Restructuring of DOE Schools? Not Again
So far the reform movement hasn't had great success
Sometimes people at the school level don't know whether to laugh or cry.
The Department of Education is considering outsourcing the restructuring of DOE schools that haven't made Adequate Yearly Progress gains. They are considering the National Center on Education and the Economy or America's Choice, ETS Pulliam and the Edison Group to start with. These contracts will cost between $200,000 and $400,000 per school.
America's Choice is the product of the reform movement that came out of the '80s following the "A Nation at Risk" report. It has been in some Hawai'i schools for six or seven years.
If the state is really going to buy this expensive package, then someone needs to talk to teachers on the front line who bought into it and didn't see overwhelming success. The Hawai'i State Assessment scores didn't rocket off the planet.

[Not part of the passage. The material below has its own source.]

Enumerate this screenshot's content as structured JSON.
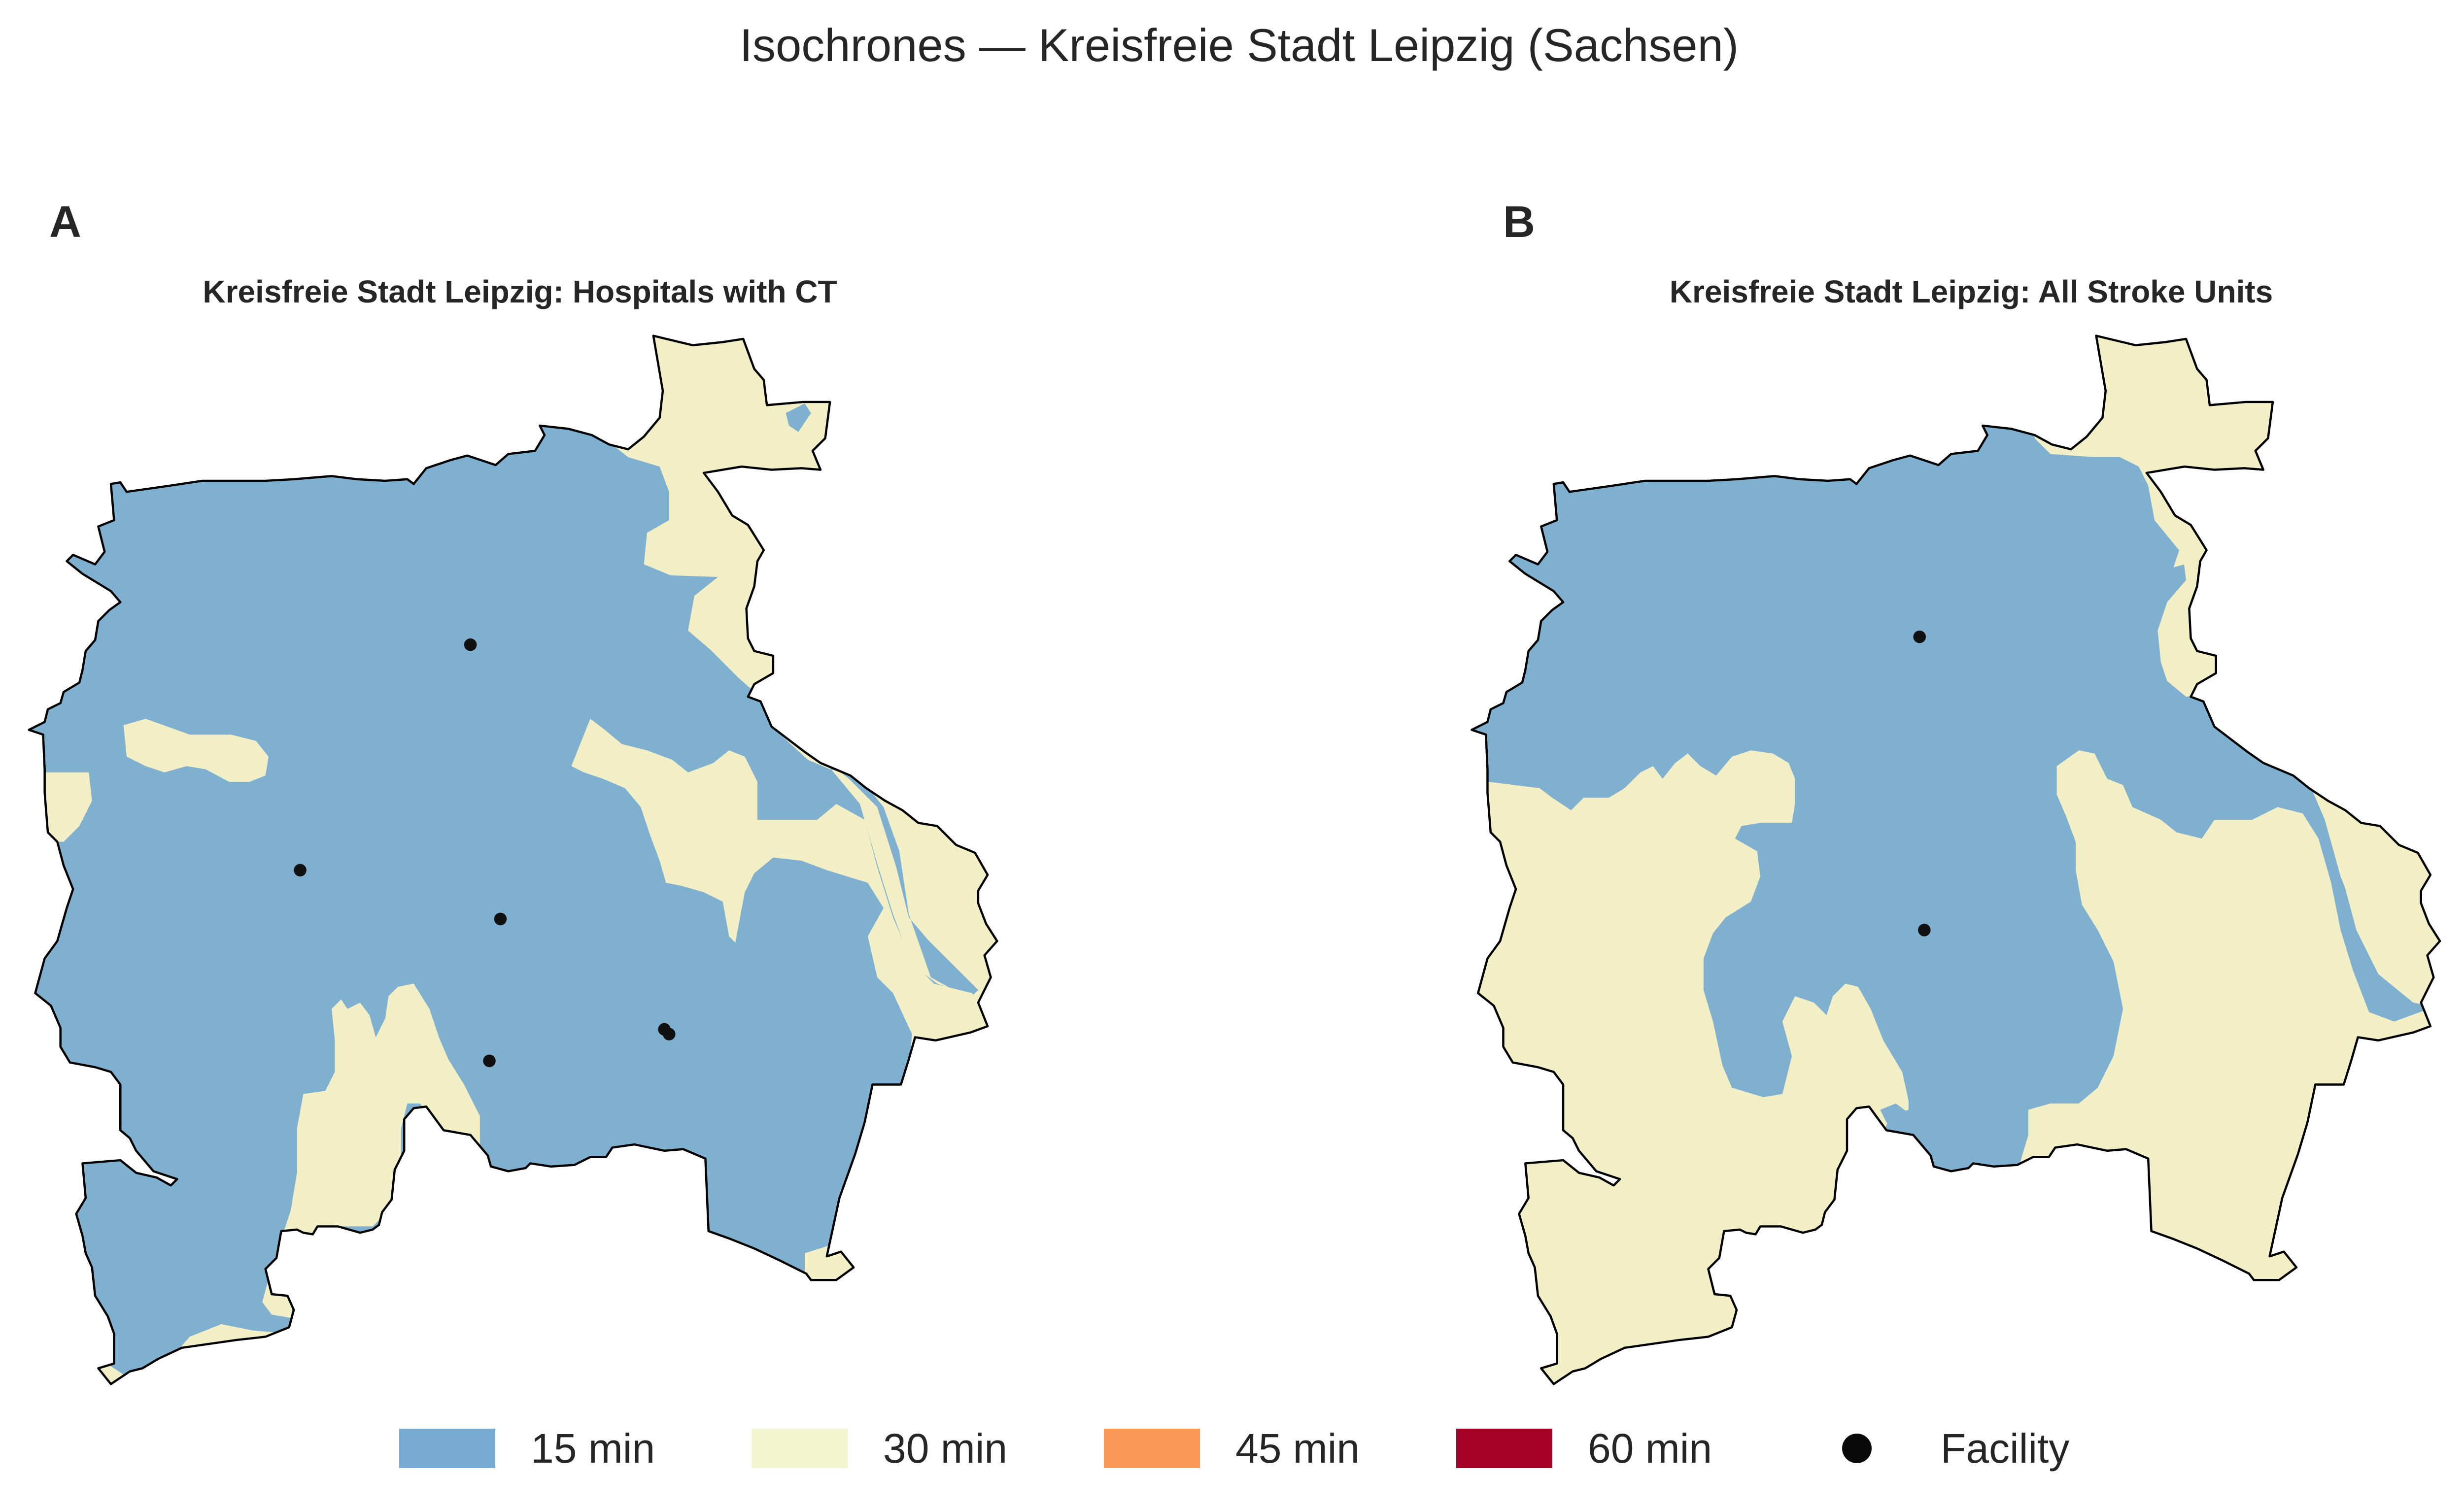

America's Choice disintegrates in its aligning instruction to National Standards, not Hawai'i State Standards. The America's Choice curriculum has to be modified to improve the reading comprehension strategies to better fit the Hawai'i State Standards. Reading 25 books a year leads to a lot of bean counting and not enough development of comprehension skills. America's Choice is big on writing, which is not a testing priority for the Hawai'i State Assessment.
America's Choice writing is compartmentalized to Report Writing for third grade, Response to Literature for fourth grade, Report Writing for fifth grade and Persuasive Writing for sixth grade. However, report writing, persuasive writing, response to literature, narrative and functional writing have to be taught in every grade from kindergarten to sixth for students to be able to perform successfully on the Hawai'i State Assessment. Reading responses for the Hawai'i State Assessment test require this kind of writing competence.
On the surface, the structure and common culture of America's Choice are impressive, but the content of the curriculum doesn't get the job done. In one instance, a teacher gave up teaching the America's Choice curriculum and concentrated on comprehension skills and writing constructed responses for the Hawai'i State Assessment. Her scores rose to 61 percent.
Students need to have lots of experience with constructed response questions to practice on in reading and math. This has to be an add-on to any program. Other America's Choice schools have added and modified the curriculum to better fit the demands of the Hawai'i State Assessment. America's Choice is saying its program requires "fidelity" to assure the standards are met.
ETS Pulliam has been the most impressive support for the implementation of Hawai'i State Standards. It developed the focus on Hawai'i State Standards and monitoring instruction through assessment to improve student achievement. Its coaching has provided the greatest return in student gains on our interim state assessments.
They, too, promote management by walking around, establishing instructional goals and monitoring the evidence in the classroom. Teacher meetings focus on pacing the standards to be met. It has been a tremendous shift in instructional planning to assessment and then instruction to support the students based on the information from the assessments.
We have visited and revisited the State Standards and the "tool kit" to better understand what the instruction and assessment look like from the Hawai'i State perspective.
Pulliam as a consultant encourages teachers to meet to discuss better ways to bring students up to attaining the standards. The emphasis is on balancing the instructional load so that struggling students can be tutored to make the gains.
It would be better for the state if the heads at the DOE state level came down on a regular basis to the school to see what is working and implement those strategies unilaterally with a common culture. This kind of articulation wouldn't cost any more than the state salaries we are already paying. It could be called "Hawai'i's Choice."
What do they mean when they say the state is taking over the restructured school? The state has been in charge of the schools all this time. How does that make it different?
Further, it plans to rehire the retired principals. When they were principals, the standards weren't met, but when they retired, they found some magic to fix the problem?
Where will the money come from to support restructuring as the Adequate Yearly Progress bar goes up each year and more schools fall into the restructuring pool? Is the state really going to commit $200,000 to $400,000 per school for 75 percent of the schools in the state? Where is this money coming from? Title I?
In the end, it's called "Do more with less." That's what taking Title I money from the school does.
Maybe the restructuring needs to be at the top. It might be cheaper and more effective.
Kalaukieleula Hergenrader is a public-school teacher from Wahiawa. She wrote this commentary for The Advertiser.